The Perseid meteor shower, one of the best celestial treats of the year, will be visible in night skies throughout Colorado in early August.
The natural fireworks will be most active Aug. 8-15, peaking Aug. 12 during the early morning hours between 2 a.m. and 4 a.m. when more than 50 meteors per hour could be visible, according to experts at the Fiske Planetarium at the University of Colorado at Boulder.
"The best way to view the Perseid meteor shower is to get away from city lights and set up a lawn chair facing northeast where the constellation Perseus will be visible," said Francisco Salas, program supervisor at CU-Boulder's Fiske Planetarium. "The key to viewing a meteor shower is taking in as wide a view of the night sky as you can, so make sure to lean back in your lawn chair."
Weather permitting, viewers should see meteors flashing over the entire sky. Viewing is best when the sky is darkest and viewers should avoid using binoculars and telescopes, which narrow the field of vision, he said.
The Perseid meteor shower is named for the Perseus constellation from which the meteors, or shooting stars, appear to radiate, and it occurs every August. On other nights during the year, only five to 10 meteors per hour can be seen.
Meteor showers occur when the Earth crosses the path of a comet, sweeping through debris left behind along the orbit. Millions of chunks of ice and dust make up the tail of a comet. These chunks of space junk might be as small as a pea and travel through the solar system at more than 36,000 miles per hour.

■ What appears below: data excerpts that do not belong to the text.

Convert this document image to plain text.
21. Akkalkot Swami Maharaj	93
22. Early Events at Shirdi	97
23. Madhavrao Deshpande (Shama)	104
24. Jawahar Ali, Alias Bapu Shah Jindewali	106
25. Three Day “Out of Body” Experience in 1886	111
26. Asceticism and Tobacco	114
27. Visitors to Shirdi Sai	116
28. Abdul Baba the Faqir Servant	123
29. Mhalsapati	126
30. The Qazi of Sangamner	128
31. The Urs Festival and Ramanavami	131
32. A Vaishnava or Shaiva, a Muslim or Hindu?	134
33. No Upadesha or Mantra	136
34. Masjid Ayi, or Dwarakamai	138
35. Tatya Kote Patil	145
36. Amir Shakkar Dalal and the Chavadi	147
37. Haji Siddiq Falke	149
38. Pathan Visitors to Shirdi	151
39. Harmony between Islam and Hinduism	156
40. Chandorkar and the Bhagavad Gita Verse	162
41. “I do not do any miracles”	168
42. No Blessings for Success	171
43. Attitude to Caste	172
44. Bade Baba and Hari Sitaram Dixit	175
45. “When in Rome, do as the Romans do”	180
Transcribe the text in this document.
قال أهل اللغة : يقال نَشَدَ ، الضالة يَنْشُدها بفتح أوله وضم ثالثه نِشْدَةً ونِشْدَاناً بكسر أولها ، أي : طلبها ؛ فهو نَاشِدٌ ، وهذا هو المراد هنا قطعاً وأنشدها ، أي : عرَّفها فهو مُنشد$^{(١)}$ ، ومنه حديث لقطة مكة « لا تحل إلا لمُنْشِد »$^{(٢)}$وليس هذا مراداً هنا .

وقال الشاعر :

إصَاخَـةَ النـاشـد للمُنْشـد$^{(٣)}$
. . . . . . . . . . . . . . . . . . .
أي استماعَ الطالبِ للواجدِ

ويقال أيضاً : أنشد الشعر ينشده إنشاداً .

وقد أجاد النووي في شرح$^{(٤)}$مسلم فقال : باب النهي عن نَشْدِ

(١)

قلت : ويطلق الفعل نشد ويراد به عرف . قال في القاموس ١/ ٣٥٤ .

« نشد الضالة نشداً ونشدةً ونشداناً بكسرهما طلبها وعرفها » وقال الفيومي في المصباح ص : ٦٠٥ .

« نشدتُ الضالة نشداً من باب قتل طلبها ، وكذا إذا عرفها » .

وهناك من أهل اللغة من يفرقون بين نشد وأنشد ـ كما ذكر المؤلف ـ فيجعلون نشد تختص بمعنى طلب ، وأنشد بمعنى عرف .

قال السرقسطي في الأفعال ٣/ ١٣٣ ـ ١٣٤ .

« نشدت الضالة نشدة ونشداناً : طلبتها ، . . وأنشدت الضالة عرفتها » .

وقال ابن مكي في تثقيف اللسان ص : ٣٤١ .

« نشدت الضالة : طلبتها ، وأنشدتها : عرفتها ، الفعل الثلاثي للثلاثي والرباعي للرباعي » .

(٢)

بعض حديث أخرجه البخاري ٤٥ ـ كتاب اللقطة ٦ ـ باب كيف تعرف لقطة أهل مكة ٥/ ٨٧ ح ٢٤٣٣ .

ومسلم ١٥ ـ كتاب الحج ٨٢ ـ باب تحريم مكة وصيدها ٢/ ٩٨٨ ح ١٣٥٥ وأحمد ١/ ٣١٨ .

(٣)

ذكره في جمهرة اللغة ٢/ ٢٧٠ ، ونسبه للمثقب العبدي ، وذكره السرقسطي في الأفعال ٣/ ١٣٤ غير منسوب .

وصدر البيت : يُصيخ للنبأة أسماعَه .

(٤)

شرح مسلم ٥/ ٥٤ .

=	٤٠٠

"A meteor shower is sort of like driving a car through a snowstorm, with the Earth as the car and the chunks of space junk as the snow," Salas said.
The Perseid meteor shower is caused by the Earth passing through the tail of Comet Swift-Tuttle, which is in orbit around the sun. The chunks of space junk that make up the tail are only seen as meteors when they come close to the Earth and enter the atmosphere, he said.
"So when somebody sees a Perseid meteor streaking across the sky they are actually seeing bits of the comet, which could be as small as a pea," Salas said. Most meteors melt down and boil away many miles above the Earth, high in the atmosphere.
The moon will be a quarter full and will add some extra light "pollution" to the night sky that may limit the viewing of some meteors, Salas said.